Upon walking onto the demo floor, turning to the right offered a glimpse of the giant sign for Gris – a game I’ve been following since its announcement. I’ve followed the illustrator behind the game, Conrad Roset, for quite a while. An artist from Terrassa, Spain, Conrad’s artistic style has always moved me. His watercolors and linework are soft, emotive, yet protective and powerful. You can imagine my excitement when he announced he would be working on a game. Gris is about a girl, lost in her own world and mind, dealing with pain and sorrow. Much like why I instantly fell for Sea of Solitude, Gris promises to offer soft, introspective moments with gorgeous visuals.

I didn’t know Gris was going to be at PAX West, so I was utterly delighted when I saw it. There were 3 spots that facilitated gameplay – two soft chairs and a loveseat. You sat in an atmosphere that could be your living room, put on the headphones, and played. I loved every ounce of how this game was presented to those demoing it; there were no multiple booths to stand at, no feelings of rushing through a game play. You sat comfortably and fell into the world of Gris.

Available: December, 2018

The Gardens Between

I stopped at this booth after seeing the artwork. The Gardens Between, a tale of two best friends navigating the world together, has a dreamy childhood vibe with a unique puzzle-solving gameplay. You don’t control either of the friends but rather the flow of time. As Arina and Frendt navigate a level, you solve the level’s puzzle by moving time back and forth. The key is that the environment stays the way you leave it. For example, an action (pressing a button) made by one of the friends does nothing at first. A few moments later there is a way to turn power on to items, meaning that rewinding the friends and allowing the action to be made again (pushing a button) now has consequence and allows them to advance in the level.

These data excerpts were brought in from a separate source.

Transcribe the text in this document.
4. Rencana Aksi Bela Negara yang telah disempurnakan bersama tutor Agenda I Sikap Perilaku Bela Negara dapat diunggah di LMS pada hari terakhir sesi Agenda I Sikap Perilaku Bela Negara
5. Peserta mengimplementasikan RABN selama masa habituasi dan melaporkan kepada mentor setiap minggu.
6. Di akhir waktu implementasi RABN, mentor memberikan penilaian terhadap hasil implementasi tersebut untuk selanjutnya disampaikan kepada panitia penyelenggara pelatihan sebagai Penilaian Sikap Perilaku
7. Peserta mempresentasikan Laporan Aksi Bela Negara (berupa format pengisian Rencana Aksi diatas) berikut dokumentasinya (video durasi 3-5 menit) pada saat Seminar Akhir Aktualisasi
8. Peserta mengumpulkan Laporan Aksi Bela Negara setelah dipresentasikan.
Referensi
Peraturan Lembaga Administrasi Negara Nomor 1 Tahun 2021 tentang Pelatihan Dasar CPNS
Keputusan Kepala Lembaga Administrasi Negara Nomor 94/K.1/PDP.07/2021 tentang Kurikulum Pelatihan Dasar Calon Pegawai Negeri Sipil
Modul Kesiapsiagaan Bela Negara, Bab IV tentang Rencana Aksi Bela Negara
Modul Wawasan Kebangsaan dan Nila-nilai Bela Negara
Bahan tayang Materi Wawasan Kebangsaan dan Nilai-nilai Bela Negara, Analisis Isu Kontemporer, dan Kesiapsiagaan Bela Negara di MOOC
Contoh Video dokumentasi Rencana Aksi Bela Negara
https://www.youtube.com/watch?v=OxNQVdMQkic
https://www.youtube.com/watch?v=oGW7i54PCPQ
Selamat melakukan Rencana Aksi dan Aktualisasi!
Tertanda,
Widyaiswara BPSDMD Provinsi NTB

Available: September 20, 2018

 

The World Next Door

Many games that I’ve seen that are story-driven indie games have static backgrounds with character art moving on and off the screen. You select your choices and the story continues. For this kind of game play, look to the popular Dream Daddy or Doki Doki Literature Club set up. The World Next Door mixes this interaction with puzzles and battles.

You follow the story of Jun, a teenage girl trapped in a parallel world filled with demons and spirits. As you play, the game promises that mysteries will be revealed and I’m assuming you’ll find a way to get Jun back home.

Available: Early 2019

 

The Inner Friend

I almost walked by this game completely, but a momentary glance at the gameplay made me do a double take. At first I thought this was connected to Inside from the visuals, but it is not. Even so, when I learned this game as a horror story vibe, I was sucked in.

The Inner Friend pushes you into the deep end of a chilling experience about childhood fears and unresolved trauma. You play as a literally fragmented child, running through nightmarish landscapes, solving puzzles to conquer fears one by one. Everything, from the visuals to the music, will keep you on edge.

Available: September 6, 2018

 

I encourage you to check these out for yourself. If none of these spark your interest, find the other games shown on the Indie Megabooth site. Supporting indie games really helps those of us wanting to follow our dreams and passions to tell stories and share them with the world.